On the one hand because the German economy is doing quite well, with very low unemployment rates. In addition countries such as Spain, Ireland, and Portugal are in a much better state than a few years ago, the financial sector has become healthier, and the Eurozone's foundations have been reinforced. That is to say Germany and others could convince themselves that it will be possible to absorb the fallout of a Grexit. Based on this, a rigid approach is conceivable.
This could stir up ill will among the Greeks, who may believe that their negotiating hand is stronger than in 2010 and 2012. Greece now has a primary surplus, a small current account surplus, and a modicum of economic growth. National pride could also rear its head. Numerous economic studies show that it makes more sense for Greece to stay in the Eurozone, but rationality is not a given. In the past, emotions and nationalism did sometimes win the day in comparable situations.
But as I said, a Grexit is the alternative scenario.
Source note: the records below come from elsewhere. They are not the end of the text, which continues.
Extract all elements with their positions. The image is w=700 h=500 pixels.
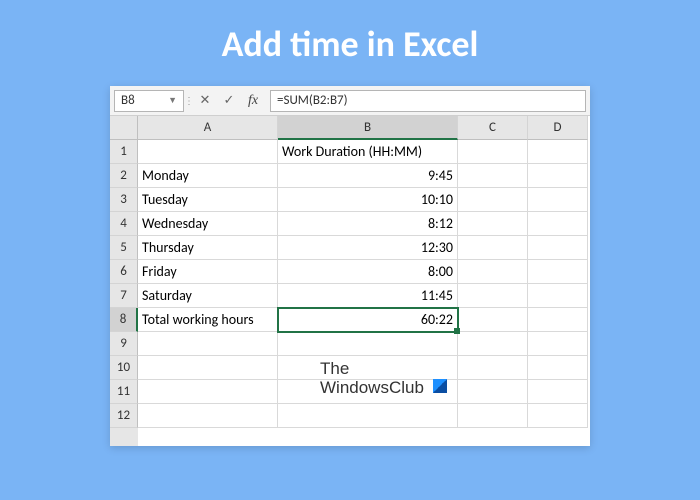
cell-D11[interactable] [528,380,588,404]
x-icon: ✕ [200,93,211,108]
cell-C7[interactable] [458,284,528,308]
row-header-2[interactable]: 2 [110,164,138,188]
name-box-resize-handle[interactable]: ⋮ [186,90,192,112]
cell-A1[interactable] [138,140,278,164]
cell-A7[interactable]: Saturday [138,284,278,308]
row-12 [138,404,590,428]
cell-C11[interactable] [458,380,528,404]
row-header-10[interactable]: 10 [110,356,138,380]
cell-D12[interactable] [528,404,588,428]
row-header-3[interactable]: 3 [110,188,138,212]
row-header-9[interactable]: 9 [110,332,138,356]
row-9 [138,332,590,356]
row-header-6[interactable]: 6 [110,260,138,284]
cell-A11[interactable] [138,380,278,404]
row-header-8[interactable]: 8 [110,308,138,332]
cancel-formula-button[interactable]: ✕ [194,90,216,112]
cell-C2[interactable] [458,164,528,188]
cell-B10[interactable] [278,356,458,380]
cell-A8[interactable]: Total working hours [138,308,278,332]
fx-icon: fx [248,93,258,109]
row-headers: 1 2 3 4 5 6 7 8 9 10 11 12 [110,116,138,446]
cell-D2[interactable] [528,164,588,188]
row-1: Work Duration (HH:MM) [138,140,590,164]
check-icon: ✓ [224,93,235,108]
row-header-7[interactable]: 7 [110,284,138,308]
cell-A10[interactable] [138,356,278,380]
cell-D9[interactable] [528,332,588,356]
cell-A3[interactable]: Tuesday [138,188,278,212]
insert-function-button[interactable]: fx [242,90,264,112]
row-10 [138,356,590,380]
cell-B12[interactable] [278,404,458,428]
cell-D3[interactable] [528,188,588,212]
row-header-12[interactable]: 12 [110,404,138,428]
cell-C9[interactable] [458,332,528,356]
col-header-A[interactable]: A [138,116,278,140]
cell-D7[interactable] [528,284,588,308]
cell-B8[interactable]: 60:22 [278,308,458,332]
cell-C12[interactable] [458,404,528,428]
row-header-4[interactable]: 4 [110,212,138,236]
row-header-5[interactable]: 5 [110,236,138,260]
name-box-value: B8 [121,93,135,108]
col-header-C[interactable]: C [458,116,528,140]
cell-B3[interactable]: 10:10 [278,188,458,212]
cell-B4[interactable]: 8:12 [278,212,458,236]
column-headers: A B C D [138,116,590,140]
cell-C8[interactable] [458,308,528,332]
cell-D1[interactable] [528,140,588,164]
cell-A6[interactable]: Friday [138,260,278,284]
name-box[interactable]: B8 ▼ [114,90,184,112]
cell-D6[interactable] [528,260,588,284]
row-5: Thursday 12:30 [138,236,590,260]
grid-columns: A B C D Work Duration (HH:MM) Monday 9:4… [138,116,590,446]
cell-D8[interactable] [528,308,588,332]
cell-B11[interactable] [278,380,458,404]
select-all-corner[interactable] [110,116,138,140]
cell-B5[interactable]: 12:30 [278,236,458,260]
cell-C3[interactable] [458,188,528,212]
page-title: Add time in Excel [222,22,479,66]
row-header-11[interactable]: 11 [110,380,138,404]
cell-C4[interactable] [458,212,528,236]
excel-window: B8 ▼ ⋮ ✕ ✓ fx =SUM(B2:B7) 1 2 3 4 5 6 7 … [110,86,590,446]
cell-C6[interactable] [458,260,528,284]
spreadsheet-grid[interactable]: 1 2 3 4 5 6 7 8 9 10 11 12 A B C D Work … [110,116,590,446]
row-4: Wednesday 8:12 [138,212,590,236]
cell-A12[interactable] [138,404,278,428]
cell-B9[interactable] [278,332,458,356]
formula-bar: B8 ▼ ⋮ ✕ ✓ fx =SUM(B2:B7) [110,86,590,116]
cell-D4[interactable] [528,212,588,236]
cell-B1[interactable]: Work Duration (HH:MM) [278,140,458,164]
formula-input[interactable]: =SUM(B2:B7) [270,90,586,112]
cell-C5[interactable] [458,236,528,260]
row-7: Saturday 11:45 [138,284,590,308]
row-8: Total working hours 60:22 [138,308,590,332]
col-header-D[interactable]: D [528,116,588,140]
row-6: Friday 8:00 [138,260,590,284]
enter-formula-button[interactable]: ✓ [218,90,240,112]
cell-B8-value: 60:22 [421,311,453,328]
formula-input-value: =SUM(B2:B7) [277,93,348,108]
col-header-B[interactable]: B [278,116,458,140]
row-header-1[interactable]: 1 [110,140,138,164]
row-3: Tuesday 10:10 [138,188,590,212]
cell-C10[interactable] [458,356,528,380]
cell-C1[interactable] [458,140,528,164]
name-box-dropdown-icon[interactable]: ▼ [168,95,177,106]
row-11 [138,380,590,404]
cell-D10[interactable] [528,356,588,380]
cell-B7[interactable]: 11:45 [278,284,458,308]
cell-B2[interactable]: 9:45 [278,164,458,188]
cell-A4[interactable]: Wednesday [138,212,278,236]
row-2: Monday 9:45 [138,164,590,188]
cell-A2[interactable]: Monday [138,164,278,188]
fill-handle[interactable] [454,328,460,334]
cell-D5[interactable] [528,236,588,260]
cell-B6[interactable]: 8:00 [278,260,458,284]
cell-A5[interactable]: Thursday [138,236,278,260]
cell-A9[interactable] [138,332,278,356]
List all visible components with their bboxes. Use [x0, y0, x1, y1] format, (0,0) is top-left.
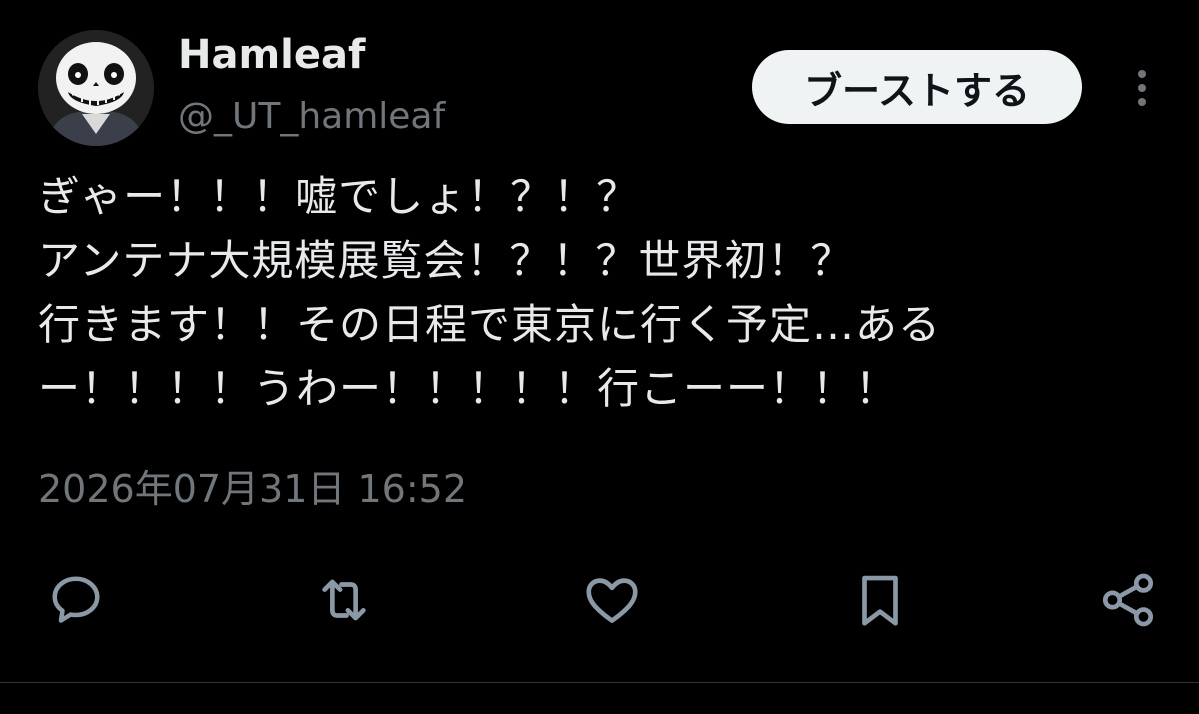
author-name[interactable]: Hamleaf — [178, 32, 365, 78]
like-icon — [586, 578, 638, 623]
bookmark-button[interactable] — [848, 568, 912, 632]
post-card: Hamleaf @_UT_hamleaf ブーストする ぎゃー！！！嘘でしょ！？… — [0, 0, 1199, 714]
tweet-text: ぎゃー！！！嘘でしょ！？！？ アンテナ大規模展覧会！？！？世界初！？ 行きます！… — [38, 165, 1168, 421]
share-icon — [1102, 573, 1154, 627]
tweet-timestamp[interactable]: 2026年07月31日 16:52 — [38, 458, 467, 513]
retweet-icon — [322, 579, 366, 621]
more-options-button[interactable] — [1120, 64, 1164, 112]
tweet-line: ぎゃー！！！嘘でしょ！？！？ — [38, 172, 640, 221]
reply-button[interactable] — [44, 568, 108, 632]
avatar-image — [38, 30, 154, 146]
author-handle[interactable]: @_UT_hamleaf — [178, 96, 445, 137]
like-button[interactable] — [580, 568, 644, 632]
tweet-line: ー！！！！うわー！！！！！行こーー！！！ — [38, 364, 899, 413]
tweet-line: 行きます！！その日程で東京に行く予定…ある — [38, 300, 942, 349]
bookmark-icon — [862, 575, 898, 626]
boost-button[interactable]: ブーストする — [752, 50, 1082, 124]
avatar[interactable] — [38, 30, 154, 146]
reply-icon — [52, 576, 100, 623]
retweet-button[interactable] — [312, 568, 376, 632]
share-button[interactable] — [1096, 568, 1160, 632]
divider — [0, 682, 1199, 683]
vertical-ellipsis-icon — [1138, 70, 1146, 106]
tweet-line: アンテナ大規模展覧会！？！？世界初！？ — [38, 236, 854, 285]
Quite likely, Greece will come to an agreement with its reform-loving creditors (although this could initially result in a lot of political turmoil under a fragile government). The markets are of the same opinion. Whereas the Greek 10-year yield is around 9-10%, in March 2012 it almost hit 50%. Plus, long-term interest rates in other vulnerable countries have not risen concomitantly. Stock markets are also not really panicking. Investors are not worried that a Greek crisis would be contagious and the QE announcement of the ECB seems to overshadow what worries the markets could have had following this outcome of the Greek vote.
Eurozone still in trouble
Even if Europe and Greece come to an agreement, this does not mean to say that the euro bloc is out of the woods. The Greek woes are similar to problems in many other member states while the overall outlook is sombre. The main economic issues are:
• High unemployment
• Deflation (fears)
• High debt
• The ticking demographic time bomb (by 2030, 25% of Europeans will be over 65).
In addition, two political developments are very worrying:
• General voter dissatisfaction
• The rise of movements and parties that are both populist and extremist
The foundations for a strong economic revival in Europe are inadequate. Whatever else happens in 2015, monetary and fiscal impulses in themselves will not be enough to get the economy back on its feet. What Europe needs is an open society, which is amenable to immigration, with flexible job markets and substantially higher labour participation rates. The Greek and over a handful of coming European elections will not made things any easier, that's for sure.